Porteous Riots in Edinburgh Take Place After the Hanging of a Smuggler by the City Guard

  • April 14, 1736

The Porteous Riots surrounded the activities of Captain John Porteous, Captain of the City Guard of Edinburgh (ca. 1695 – 1736). Porteous seems to have been an overbearing official, despised by the mob and the underclasses of Edinburgh society.

On 14 April 1736 three convicted smugglers, Andrew Wilson, William Hall and George Robertson, were arrested, tried and condemned to death. Halls sentence was commuted to transportation for life, while Wilson and Robertson awaited their fate. A few days before the execution George Robertson managed to escape by widening the space between the window-bars of his cell and, with the help of sympathethic supporters eventually made his way to Holland.

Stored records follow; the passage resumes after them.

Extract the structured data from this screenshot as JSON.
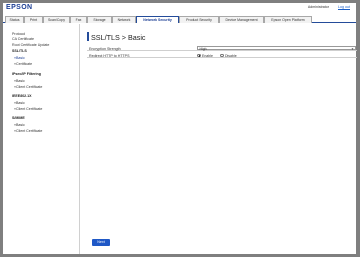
{
  "header": {
    "logo": "EPSON",
    "admin": "Administrator",
    "logout": "Log out"
  },
  "tabs": [
    {
      "label": "Status"
    },
    {
      "label": "Print"
    },
    {
      "label": "Scan/Copy"
    },
    {
      "label": "Fax"
    },
    {
      "label": "Storage"
    },
    {
      "label": "Network"
    },
    {
      "label": "Network Security"
    },
    {
      "label": "Product Security"
    },
    {
      "label": "Device Management"
    },
    {
      "label": "Epson Open Platform"
    }
  ],
  "sidebar": {
    "items": [
      {
        "label": "Protocol"
      },
      {
        "label": "CA Certificate"
      },
      {
        "label": "Root Certificate Update"
      },
      {
        "label": "SSL/TLS"
      },
      {
        "label": "»Basic"
      },
      {
        "label": "»Certificate"
      },
      {
        "label": "IPsec/IP Filtering"
      },
      {
        "label": "»Basic"
      },
      {
        "label": "»Client Certificate"
      },
      {
        "label": "IEEE802.1X"
      },
      {
        "label": "»Basic"
      },
      {
        "label": "»Client Certificate"
      },
      {
        "label": "S/MIME"
      },
      {
        "label": "»Basic"
      },
      {
        "label": "»Client Certificate"
      }
    ]
  },
  "main": {
    "title": "SSL/TLS > Basic",
    "encryption_label": "Encryption Strength",
    "encryption_value": "High",
    "redirect_label": "Redirect HTTP to HTTPS",
    "enable_label": "Enable",
    "disable_label": "Disable",
    "next_label": "Next"
  }
}
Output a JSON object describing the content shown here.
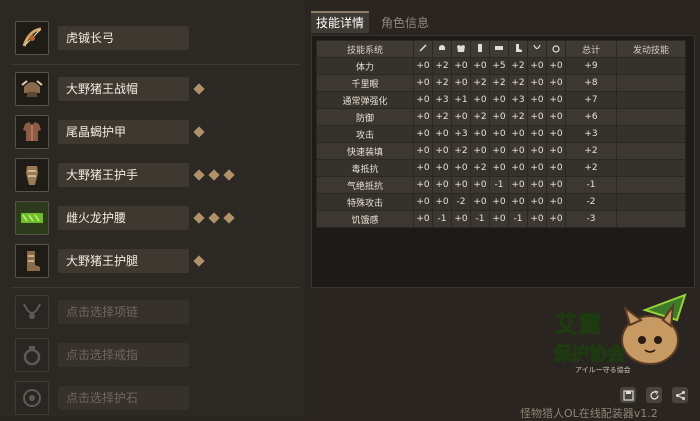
{
  "left": {
    "weapon": {
      "label": "虎铖长弓"
    },
    "armor": [
      {
        "label": "大野猪王战帽",
        "decorations": 1
      },
      {
        "label": "尾晶蝎护甲",
        "decorations": 1
      },
      {
        "label": "大野猪王护手",
        "decorations": 3
      },
      {
        "label": "雌火龙护腰",
        "decorations": 3
      },
      {
        "label": "大野猪王护腿",
        "decorations": 1
      }
    ],
    "empty": [
      {
        "label": "点击选择项链"
      },
      {
        "label": "点击选择戒指"
      },
      {
        "label": "点击选择护石"
      }
    ]
  },
  "tabs": {
    "skill_detail": "技能详情",
    "char_info": "角色信息"
  },
  "skill_table": {
    "headers": {
      "skill": "技能系统",
      "total": "总计",
      "active": "发动技能"
    },
    "part_icons": [
      "weapon-icon",
      "helm-icon",
      "chest-icon",
      "arm-icon",
      "waist-icon",
      "leg-icon",
      "necklace-icon",
      "ring-icon"
    ],
    "rows": [
      {
        "name": "体力",
        "v": [
          "+0",
          "+2",
          "+0",
          "+0",
          "+5",
          "+2",
          "+0",
          "+0"
        ],
        "total": "+9",
        "active": ""
      },
      {
        "name": "千里眼",
        "v": [
          "+0",
          "+2",
          "+0",
          "+2",
          "+2",
          "+2",
          "+0",
          "+0"
        ],
        "total": "+8",
        "active": ""
      },
      {
        "name": "通常弹强化",
        "v": [
          "+0",
          "+3",
          "+1",
          "+0",
          "+0",
          "+3",
          "+0",
          "+0"
        ],
        "total": "+7",
        "active": ""
      },
      {
        "name": "防御",
        "v": [
          "+0",
          "+2",
          "+0",
          "+2",
          "+0",
          "+2",
          "+0",
          "+0"
        ],
        "total": "+6",
        "active": ""
      },
      {
        "name": "攻击",
        "v": [
          "+0",
          "+0",
          "+3",
          "+0",
          "+0",
          "+0",
          "+0",
          "+0"
        ],
        "total": "+3",
        "active": ""
      },
      {
        "name": "快速装填",
        "v": [
          "+0",
          "+0",
          "+2",
          "+0",
          "+0",
          "+0",
          "+0",
          "+0"
        ],
        "total": "+2",
        "active": ""
      },
      {
        "name": "毒抵抗",
        "v": [
          "+0",
          "+0",
          "+0",
          "+2",
          "+0",
          "+0",
          "+0",
          "+0"
        ],
        "total": "+2",
        "active": ""
      },
      {
        "name": "气绝抵抗",
        "v": [
          "+0",
          "+0",
          "+0",
          "+0",
          "-1",
          "+0",
          "+0",
          "+0"
        ],
        "total": "-1",
        "active": ""
      },
      {
        "name": "特殊攻击",
        "v": [
          "+0",
          "+0",
          "-2",
          "+0",
          "+0",
          "+0",
          "+0",
          "+0"
        ],
        "total": "-2",
        "active": ""
      },
      {
        "name": "饥饿感",
        "v": [
          "+0",
          "-1",
          "+0",
          "-1",
          "+0",
          "-1",
          "+0",
          "+0"
        ],
        "total": "-3",
        "active": ""
      }
    ]
  },
  "logo": {
    "main": "艾露猫保护协会",
    "sub": "アイルー守る協会"
  },
  "footer": {
    "text": "怪物猎人OL在线配装器v1.2"
  },
  "colors": {
    "bg": "#2a2520",
    "panel": "#1d1b18",
    "accent": "#b0916a",
    "logo_green": "#9ad23a"
  }
}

The remaining convict, Andrew Wilson, was taken to be publicly hanged in the Grassmarket, Edinburgh on 14 April 1736. The body of Wilson was cut down against the wishes of the mob, and the ensuing riot was such that the hangman had to be placed in protective custody. As the situation worsened, for fear of an attempt to rescue the victims, the Lord Provost of Edinburgh instructed Captain Porteous to call out the entire guard and to furnish them with powder and shot.

After the execution the mob became violent and began to stone the City Guard. Accounts of events are confused, but what is certain is that Captain Porteous instructed his men to fire above the heads of the crowd but, in so doing, they shot and wounded people in the windows of the high tenement buildings opposite. The crowd became increasingly violent and, as panic set in, Captain Porteous ordered the guard to shoot into the mob, which led to the deaths of six people in all.

Porteous was arrested the same afternoon and charged with murder. He was tried at the High Court of Justiciary on 5 July 1736, where a majority of witnesses testified that Porteous had personally fired into the crowd on 14 April, although sixteen others said they had not seen him do so.

However, public resentment at a possible reprieve was such that a plot to murder Captain Porteous was hatched, and when the authorities heard of this it was decided to increase the guard at the Tolbooth prison. However, on the evening before this was due to happen, a large crowd of over four thousand gathered at Portsburgh, west of the city.